Yes, trees use water. But an ecosystem sustains life. This ecosystem also reduces evaporation by shading a once sun-baked stream, recharges the ground water and purifies polluted waters.

Not only is our restoration work serving to enhance these water-related values, but it is also restoring one of the most endangered habitats in all of North America-southwestern cottonwood/willow forests. These ecosystems are a rich oasis, providing habitat for more than 75 percent of all wildlife in our arid region.

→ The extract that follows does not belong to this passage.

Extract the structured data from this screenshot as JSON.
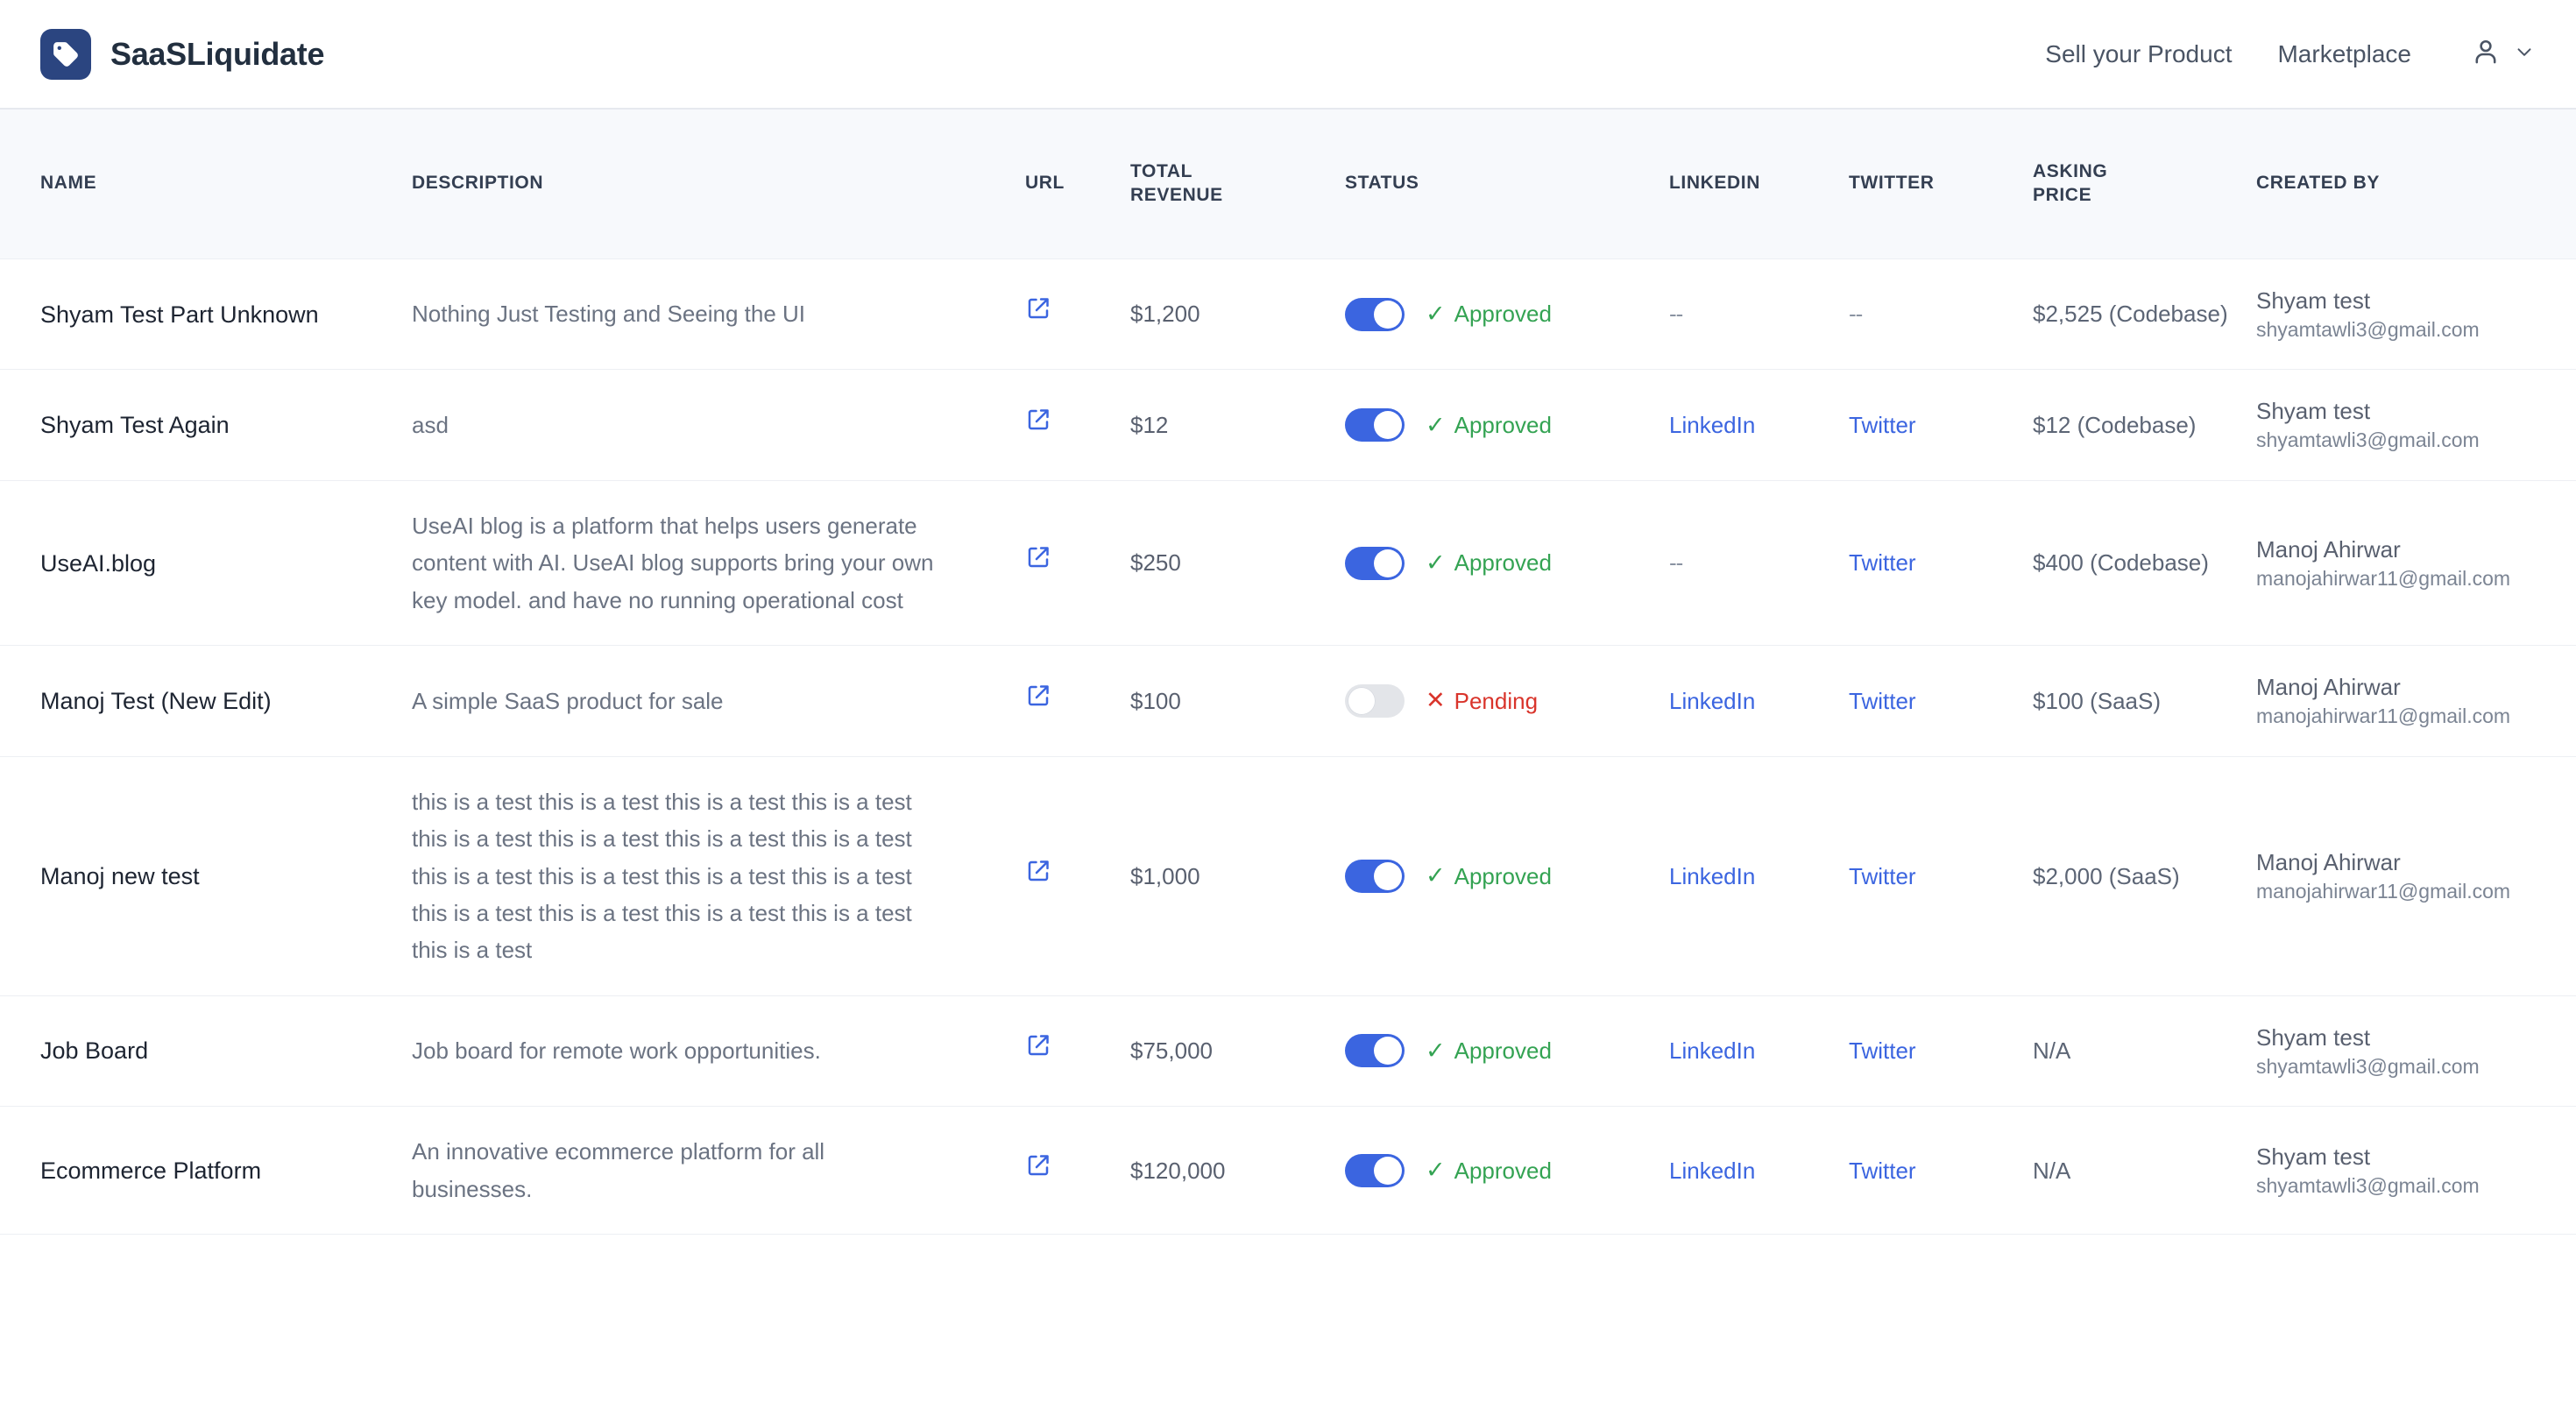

However, in an effort to find a solution to this controversy, WildEarth Guardians, in partnership with the Surface Water Quality Department at the New Mexico Environment Department, will soon begin monitoring flow volumes upstream and downstream end of the Santa Fe River Preserve. This will enable us to determine whether flows are reduced, unchanged or possibly even enhanced by the restored habitat along this section of the river.

In the end we suspect that the real problem with Santa Fe River flows has much more to do with careless over-allocation of a limited supply- especially at critical times.

It is during the critical summer months, when farmers and the river itself are in dire need of this precious water source, that the conflict for water intensifies. Yet it is precisely during this critical period when effluent is diverted to Las Campanas, the city golf course and other entities with whom the city has contracts, bleeding the river dry.

Each of these contracts are new demands on the river system- none of which existed a mere decade ago. Furthermore, the citizens of Santa Fe have dramatically reduced water consumption through conservation over the last few drought-stricken years, thereby significantly decreasing water delivered to the treatment plant.

Though the city is constrained to some degree by its inflows, we believe that downstream water users and the Santa Fe River are being shortchanged by numerous circumstances that the city can change.

The bottom line is that the current water management regime needs to change. A living river and an ancient tradition are both at stake.

We call on the city to develop a management regime that ensures that a minimum flow consistently reaches the village of La Bajada and also allows for the Santa Fe River to continue to be a living river for all of us to enjoy.